Airbnb trims workforce by 25%, refocuses business on home sharing

Airbnb is the latest travel and tourism casualty in the Covid-19-led business crisis, with 1,900 staff out of a global total of 7,500 being laid off.

The decision was revealed on May 5 in an open letter by co-founder and CEO Brian Chesky, published on the Airbnb Newsroom website.

Airbnb will refocus its business on home sharing

In the letter, Chesky acknowledged that decisions on layoffs were never “off the table” and the redundancy measure had to be taken as “Airbnb’s business has been hit hard, with revenue this year forecasted to be less than half of what we earned in 2019”.

He wrote: “We are collectively living through the most harrowing crisis of our lifetime, and as it began to unfold, global travel came to a standstill.”

Despite raising US$2 billion in capital and dramatically cutting costs across the company, Chesky said two “hard truths” – uncertainty around when travel will return and how travel will be when it does return – had made it necessary for the layoffs.

“While we know Airbnb’s business will fully recover, the changes it will undergo are not temporary or short-lived.
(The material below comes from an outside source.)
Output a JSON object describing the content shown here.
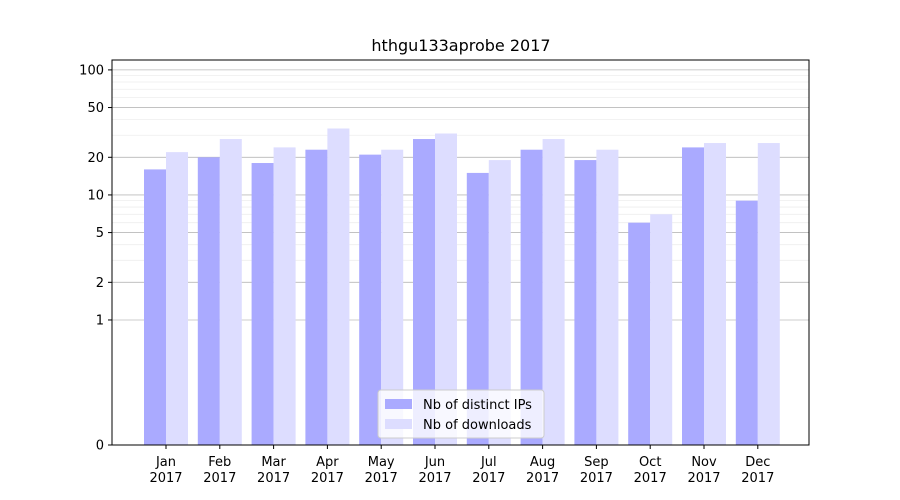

Because of this, we need to make more fundamental changes to Airbnb by reducing the size of our workforce around a more focused business strategy,” he explained.

Along with the layoffs, Airbnb will reduce its investment in activities that do not directly support the core of its host community. As such, operations on Transportation and Airbnb Studios will be suspended while investments in Hotels and Lux will be scaled back.

The company has conducted “a comprehensive review of every team member and made decisions based on critical skills, and how well those skills matched our future business needs”.

“The result is that we will have to part with teammates that we love and value. We have great people leaving Airbnb, and other companies will be lucky to have them,” he wrote, adding that efforts were made to “take care of those that are leaving”.

Affected staff in the US will receive 14 weeks of base pay, plus one additional week for every year at Airbnb. Tenure will be rounded to the nearest year. Outside the US, afffected employees will receive at least 14 weeks of pay, plus tenure increases consistent with their country-specific practices.

Airbnb is also dropping the one-year cliff on equity for all staff hired in the past year so that everyone departing is a shareholder. Additionally, all departing staff is eligible for the May 25 vesting date.

The company will continue to cover affected staff’s health insurance – 12 months in the US and through the end of 2020 for staff elsewhere. Four months of mental health support through KonTerra will also be provided.

To help departing staff with new job opportunities, Airbnb will be launching a public-facing job website; creating an Alumni Placement Team with recruiters providing support to departing employees in job searches; providing four months of career services through RiseSmart, a company that specialises in career transition and job placement services; encouraging all remaining employees to opt-in to a programme to assist departing teammates find their next role; and allowing everyone leaving to keep their Apple laptops so that they can use it to find new work.

Chesky explained that with employees across 24 countries that have with their own laws and practices around employment, information around the layoff would not be immediately available.

However, he wrote that the final working day for departing employees based in the US and Canada would be May 11.